9PARA POLİTİKASI MERKEZ BANKASI ÇALIŞANLARININ KONTROLÜNDE
TCMB’nin sık sık başkan değişimine sahne olması, fiyat istikrarı hedefi olarak manşet enflasyondan çekirdek enflasyona geçmesi, sonra bundan da vazgeçerek bilimsel ve aklıselim tüm uyarılara ve dünyadaki örneklere rağmen politika faizlerini düşürmesi, fiyat istikrarı ve finansal istikrar dışında kalan görevler üstlenmeye başlaması ve müteakiben enflasyonun sıçrayışa geçmesi yeterince endişe verici idi.
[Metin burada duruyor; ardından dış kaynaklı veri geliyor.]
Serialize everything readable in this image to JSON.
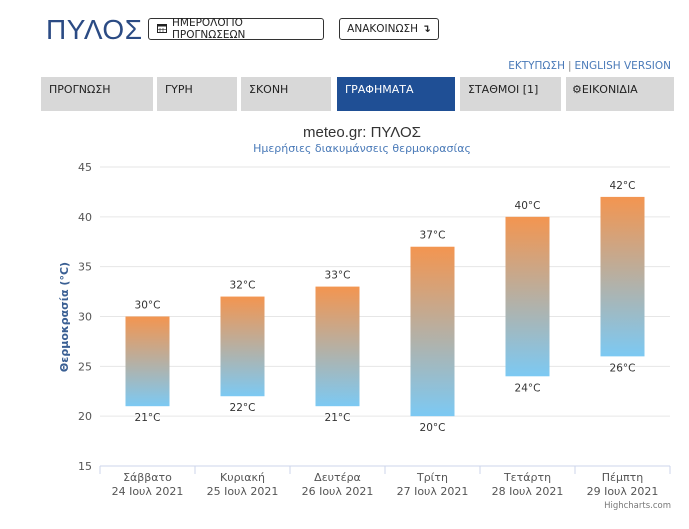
{
  "header": {
    "city": "ΠΥΛΟΣ",
    "calendar_button": "ΗΜΕΡΟΛΟΓΙΟ ΠΡΟΓΝΩΣΕΩΝ",
    "announcement_button": "ΑΝΑΚΟΙΝΩΣΗ",
    "print_link": "ΕΚΤΥΠΩΣΗ",
    "separator": "|",
    "english_link": "ENGLISH VERSION"
  },
  "tabs": [
    {
      "label": "ΠΡΟΓΝΩΣΗ",
      "active": false
    },
    {
      "label": "ΓΥΡΗ",
      "active": false
    },
    {
      "label": "ΣΚΟΝΗ",
      "active": false
    },
    {
      "label": "ΓΡΑΦΗΜΑΤΑ",
      "active": true
    },
    {
      "label": "ΣΤΑΘΜΟΙ [1]",
      "active": false
    },
    {
      "label": "ΕΙΚΟΝΙΔΙΑ",
      "active": false,
      "icon": "gear-icon"
    }
  ],
  "colors": {
    "tab_active": "#1f4f95",
    "tab_inactive": "#d8d8d8",
    "bar_top": "#f39550",
    "bar_bottom": "#7cc9f3",
    "title": "#333333",
    "subtitle": "#4a7ab8",
    "axis_title": "#3a5f93"
  },
  "chart_data": {
    "type": "columnrange",
    "title": "meteo.gr: ΠΥΛΟΣ",
    "subtitle": "Ημερήσιες διακυμάνσεις θερμοκρασίας",
    "ylabel": "Θερμοκρασία (°C)",
    "ylim": [
      15,
      45
    ],
    "yticks": [
      "15",
      "20",
      "25",
      "30",
      "35",
      "40",
      "45"
    ],
    "grid": true,
    "credits": "Highcharts.com",
    "categories": [
      {
        "day": "Σάββατο",
        "date": "24 Ιουλ 2021"
      },
      {
        "day": "Κυριακή",
        "date": "25 Ιουλ 2021"
      },
      {
        "day": "Δευτέρα",
        "date": "26 Ιουλ 2021"
      },
      {
        "day": "Τρίτη",
        "date": "27 Ιουλ 2021"
      },
      {
        "day": "Τετάρτη",
        "date": "28 Ιουλ 2021"
      },
      {
        "day": "Πέμπτη",
        "date": "29 Ιουλ 2021"
      }
    ],
    "series": [
      {
        "low": [
          21,
          22,
          21,
          20,
          24,
          26
        ],
        "high": [
          30,
          32,
          33,
          37,
          40,
          42
        ],
        "low_labels": [
          "21°C",
          "22°C",
          "21°C",
          "20°C",
          "24°C",
          "26°C"
        ],
        "high_labels": [
          "30°C",
          "32°C",
          "33°C",
          "37°C",
          "40°C",
          "42°C"
        ]
      }
    ]
  }
}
Bunların üzerine, TCMB Kanununda İdare Merkezinin Ankara olarak ifade edilmesine karşın, Bankanın Eylül ayına kadar tamamen İstanbul’a taşınacağı, bir kısım personelin teşvikle emekli edileceği, eski başkanlar Durmuş Yılmaz ve Rüşdü Saracoğlu’nun resimlerinin indirildiği haberleri bu endişeleri daha da artırıyor. Banka, anlaşılmaz bir şekilde ve kısa bir zaman dilimi içinde başkan, personel ve idare merkezi değişiklikleri ile “kurumsal imkânsız üçlüyü” zorlamış oluyor. Bu gelişmeler Banka personelinin morali üzerinde olumsuz etkiler yaratabilir, Bankanın karşı karşıya olduğu hukuki, operasyonel ve itibar risklerinin gerçekleşme olasılığını ve ülkemizin insanlarının refahı üzerindeki olumsuz etkileri artırabilir.
Kurumsal işlev bozukluğu sorunu sadece TCMB’de yaşanmıyor ve bu durumdan endişe duyanlar sadece bizler değiliz. Uluslararası İstatistik Enstitüsü de (isi) 11 Şubatta yaptığı bir açıklamayla TUİK Başkanı Sait Erdal Dinçer’in görevden alınmasının Türkiye’de enflasyonun yüksek seviyelerde olduğu bir dönemde gerçekleştiğine dikkat çekti. Enstitü, Başkan da dahil olmak üzere TUİK’deki atama ve görevden alma prosedürlerinin kurumun güvenilirliğini azalttığına dikkat çekti. Enstitü aynı zamanda profesyonel etik beyannamesi ile kamu istatistiklerinin oluşturulmasına dair temel prensipleri de hatırlattı. Açıklamada TUİK’in ürettiği istatistiklerin isabetliliğinin sadece Türk devleti ve halkı için değil aynı zamanda uluslararası toplum ve finansal piyasalar için de önemli olduğu vurgulandı.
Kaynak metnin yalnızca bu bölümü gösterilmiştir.